Liang Yu was silent for a long time. Finally, he said, “Dr. Zhang, I don’t know if you’re crazy, or I am. I’ll try to believe you, but first, tell me: why me? Why tell all this to a freshman?”
“Because of your detachment,” Dr. Zhang said. “A figure in a painting can’t talk to the painter unless it leaves the canvas. You’re not the only one who feels detached, but you’re the most extreme case I’ve ever seen.”
“That’s… wild. But what can I do?”
“Remember what I told you? Time is a circle. Your job is to find that circle—and break it!”
Liang Yu was stunned. Is Dr. Zhang the real villain here, trying to destroy the world?
“You must make the circle incomplete,” Dr. Zhang explained. “Only in an incomplete time can humanity truly have a future.”
Liang Yu scratched his head. “I think you’ve got the wrong guy. Sure, I feel detached sometimes, but that doesn’t mean I can cross into another world… As for breaking time, shouldn’t that be a job for a professional?”
Dr. Zhang was momentarily taken aback. “A professional?”
Liang Yu muttered, “Like, a dimensional weaver or something…”
Dr. Zhang rubbed his temples, exasperated. “Fine, fine. ‘Breaking time’ is just a dramatic way to put it. I thought someone your age would appreciate the flair. The point is, you need to knock time off its track—find the possibility where the world isn’t destroyed, where humanity survives.”
“Sounds about as hard as breaking time…”
“Well, now that you know, it’s up to you. Liang Yu, this is humanity’s only way out.”
Liang Yu was dumbfounded. “What? Wait—”
“Operation codename: Sky Thief!” Dr. Zhang declared, hitting the switch again before Liang Yu could protest.
Liang Yu found himself in a shop.
At least, it looked like a shop: two rows of shelves lined with round packages that looked like ceiling lights. So, a lighting store? Liang Yu couldn’t remember how he’d gotten there, or why. His thoughts moved sluggishly, as if he was half-awake, half-dreaming.
Then he saw a woman. He couldn’t describe her face or guess her age. She was a newborn, a young girl, an old woman—all at once. Time had taken shape, coalescing into a circle around her, with her different forms moving through the circle’s light and shadow.
Liang Yu thought: This must be the Time Circle.

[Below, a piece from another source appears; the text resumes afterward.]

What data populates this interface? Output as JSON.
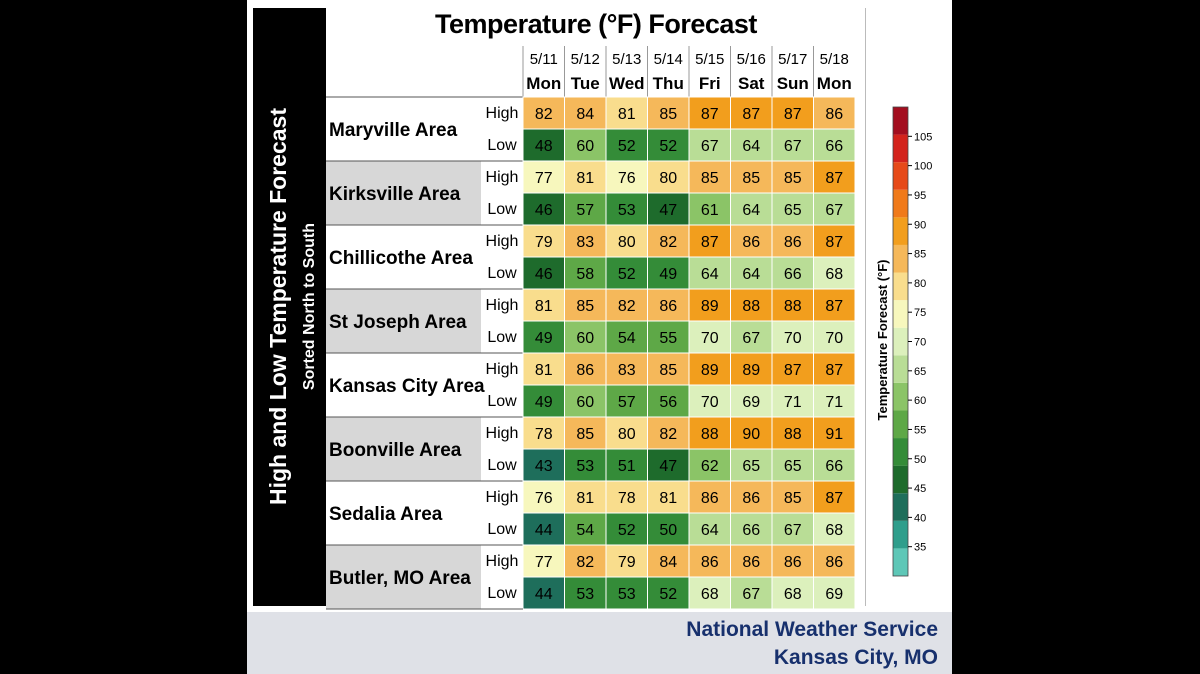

Who had told him that? He couldn’t remember. It was both flowing and still, each instant infinitely variable, its overall path unchanging.
He saw the Time Circle embrace endless possibilities, but not one bit of deviation. Inside the circle was inclusion, a riot of possibilities, billions of outcomes happening at once. Outside the circle was nothingness—an endless void, the Creator’s eternal mockery of false freedom.

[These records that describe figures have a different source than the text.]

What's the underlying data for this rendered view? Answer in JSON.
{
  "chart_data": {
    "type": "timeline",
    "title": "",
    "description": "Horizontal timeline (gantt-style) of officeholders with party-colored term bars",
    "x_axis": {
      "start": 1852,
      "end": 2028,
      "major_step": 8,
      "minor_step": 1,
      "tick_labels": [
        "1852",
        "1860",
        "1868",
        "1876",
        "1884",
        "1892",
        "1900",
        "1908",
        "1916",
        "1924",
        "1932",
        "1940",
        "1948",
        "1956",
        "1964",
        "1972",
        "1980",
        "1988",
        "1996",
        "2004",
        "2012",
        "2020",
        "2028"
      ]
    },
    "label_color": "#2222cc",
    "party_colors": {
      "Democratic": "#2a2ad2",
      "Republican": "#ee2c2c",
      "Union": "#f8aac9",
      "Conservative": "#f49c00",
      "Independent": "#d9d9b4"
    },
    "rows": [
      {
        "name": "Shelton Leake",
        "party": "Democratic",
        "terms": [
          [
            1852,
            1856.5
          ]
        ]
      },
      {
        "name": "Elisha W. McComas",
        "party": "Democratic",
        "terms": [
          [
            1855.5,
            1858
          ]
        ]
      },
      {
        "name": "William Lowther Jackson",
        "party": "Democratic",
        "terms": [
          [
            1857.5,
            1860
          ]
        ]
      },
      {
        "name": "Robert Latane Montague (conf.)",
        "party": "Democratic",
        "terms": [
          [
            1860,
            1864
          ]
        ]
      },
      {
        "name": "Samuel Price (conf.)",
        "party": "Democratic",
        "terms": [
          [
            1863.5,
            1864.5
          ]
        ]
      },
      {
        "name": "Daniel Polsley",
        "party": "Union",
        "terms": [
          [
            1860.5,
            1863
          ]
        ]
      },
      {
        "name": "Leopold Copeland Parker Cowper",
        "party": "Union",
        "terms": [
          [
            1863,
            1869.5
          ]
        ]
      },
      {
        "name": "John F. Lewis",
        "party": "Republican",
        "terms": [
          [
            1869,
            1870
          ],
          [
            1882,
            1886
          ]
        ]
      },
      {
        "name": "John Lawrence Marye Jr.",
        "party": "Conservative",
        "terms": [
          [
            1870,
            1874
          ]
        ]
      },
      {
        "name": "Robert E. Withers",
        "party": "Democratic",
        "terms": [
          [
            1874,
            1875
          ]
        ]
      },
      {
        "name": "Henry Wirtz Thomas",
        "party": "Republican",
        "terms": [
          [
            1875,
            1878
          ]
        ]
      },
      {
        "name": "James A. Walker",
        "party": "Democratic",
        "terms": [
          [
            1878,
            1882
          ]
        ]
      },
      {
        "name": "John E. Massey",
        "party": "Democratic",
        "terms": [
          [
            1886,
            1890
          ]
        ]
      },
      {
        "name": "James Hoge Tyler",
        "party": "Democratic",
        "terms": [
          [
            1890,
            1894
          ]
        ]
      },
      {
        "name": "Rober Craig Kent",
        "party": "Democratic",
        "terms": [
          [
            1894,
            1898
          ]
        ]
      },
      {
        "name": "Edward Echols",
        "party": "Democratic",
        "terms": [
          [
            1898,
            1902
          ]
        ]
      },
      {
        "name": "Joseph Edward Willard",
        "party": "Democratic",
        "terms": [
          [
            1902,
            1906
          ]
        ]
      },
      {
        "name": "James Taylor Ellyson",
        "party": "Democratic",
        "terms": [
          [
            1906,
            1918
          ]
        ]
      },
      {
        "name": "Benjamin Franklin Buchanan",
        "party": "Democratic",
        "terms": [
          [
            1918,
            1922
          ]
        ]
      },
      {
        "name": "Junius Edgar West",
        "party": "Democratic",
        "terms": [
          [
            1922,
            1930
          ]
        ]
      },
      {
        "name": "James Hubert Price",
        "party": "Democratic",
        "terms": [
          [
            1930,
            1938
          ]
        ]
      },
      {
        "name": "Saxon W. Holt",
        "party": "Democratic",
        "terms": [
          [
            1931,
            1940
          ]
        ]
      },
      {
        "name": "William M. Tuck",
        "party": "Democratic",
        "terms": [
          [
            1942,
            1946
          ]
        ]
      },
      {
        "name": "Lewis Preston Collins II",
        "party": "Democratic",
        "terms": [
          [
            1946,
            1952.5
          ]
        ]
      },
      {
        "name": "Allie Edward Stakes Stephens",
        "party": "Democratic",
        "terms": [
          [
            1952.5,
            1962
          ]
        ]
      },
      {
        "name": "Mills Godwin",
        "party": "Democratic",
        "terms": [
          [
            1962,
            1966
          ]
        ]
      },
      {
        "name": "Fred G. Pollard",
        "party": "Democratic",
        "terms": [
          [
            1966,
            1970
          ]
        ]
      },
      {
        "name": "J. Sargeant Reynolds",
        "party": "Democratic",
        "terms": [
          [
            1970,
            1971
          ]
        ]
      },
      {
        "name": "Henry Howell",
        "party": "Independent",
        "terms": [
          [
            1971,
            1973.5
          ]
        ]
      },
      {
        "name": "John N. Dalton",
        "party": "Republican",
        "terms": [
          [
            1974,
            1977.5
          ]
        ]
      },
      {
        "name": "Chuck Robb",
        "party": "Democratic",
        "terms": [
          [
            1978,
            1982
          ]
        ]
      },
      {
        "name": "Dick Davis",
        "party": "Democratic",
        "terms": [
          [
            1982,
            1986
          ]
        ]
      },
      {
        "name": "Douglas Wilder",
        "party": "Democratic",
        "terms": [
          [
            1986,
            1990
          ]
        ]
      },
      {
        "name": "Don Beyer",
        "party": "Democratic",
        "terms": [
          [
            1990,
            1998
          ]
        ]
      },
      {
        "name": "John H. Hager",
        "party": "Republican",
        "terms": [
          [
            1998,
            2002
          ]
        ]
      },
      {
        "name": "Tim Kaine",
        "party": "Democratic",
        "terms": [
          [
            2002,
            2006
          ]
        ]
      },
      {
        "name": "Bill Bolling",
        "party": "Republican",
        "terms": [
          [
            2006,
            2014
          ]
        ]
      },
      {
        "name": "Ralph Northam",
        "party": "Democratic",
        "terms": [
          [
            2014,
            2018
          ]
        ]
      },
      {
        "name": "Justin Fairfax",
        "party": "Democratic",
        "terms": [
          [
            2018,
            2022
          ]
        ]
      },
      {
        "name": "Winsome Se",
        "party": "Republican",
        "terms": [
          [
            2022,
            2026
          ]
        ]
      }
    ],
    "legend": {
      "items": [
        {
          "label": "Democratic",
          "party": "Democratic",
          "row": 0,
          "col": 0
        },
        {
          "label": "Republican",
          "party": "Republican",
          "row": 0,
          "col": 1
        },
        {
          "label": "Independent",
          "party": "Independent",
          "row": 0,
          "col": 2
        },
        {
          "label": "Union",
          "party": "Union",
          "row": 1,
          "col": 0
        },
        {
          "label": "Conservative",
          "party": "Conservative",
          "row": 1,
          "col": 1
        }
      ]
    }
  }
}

Liang Yu felt a crushing sadness. Even time was imprisoned in this circle, cycling endlessly between birth and destruction, never able to escape. What hope was there for humanity, bound by time? What hope was there for him?
He saw the woman, and the woman saw him. The world shattered, like a game crashing from a fatal bug. He didn’t even have time to speak before the scene receded like a tide.
Dr. Zhang turned off the device.
Liang Yu’s first reaction was anger. “Why did you wake me up so soon?!”
He’d had a chance to speak with the woman—just a little more time…
“It’s already been a long time.”
Liang Yu didn’t believe it. Dr. Zhang handed him a tissue, gesturing for him to wipe his face. Liang Yu touched his cheek, surprised to find it wet with tears.
“Whether it’s a second, a minute, an hour, a day, a year, or a century—for you, it was just an instant. Because in that moment, you left time behind.”
Liang Yu stood in a daze for a long while, then finally slumped onto the couch and gulped down his coffee. It was cold, but he didn’t care.
“I failed,” he said wearily. “Do I get a second chance?”
“No,” Dr. Zhang replied. “We’ve already planted the seed of success.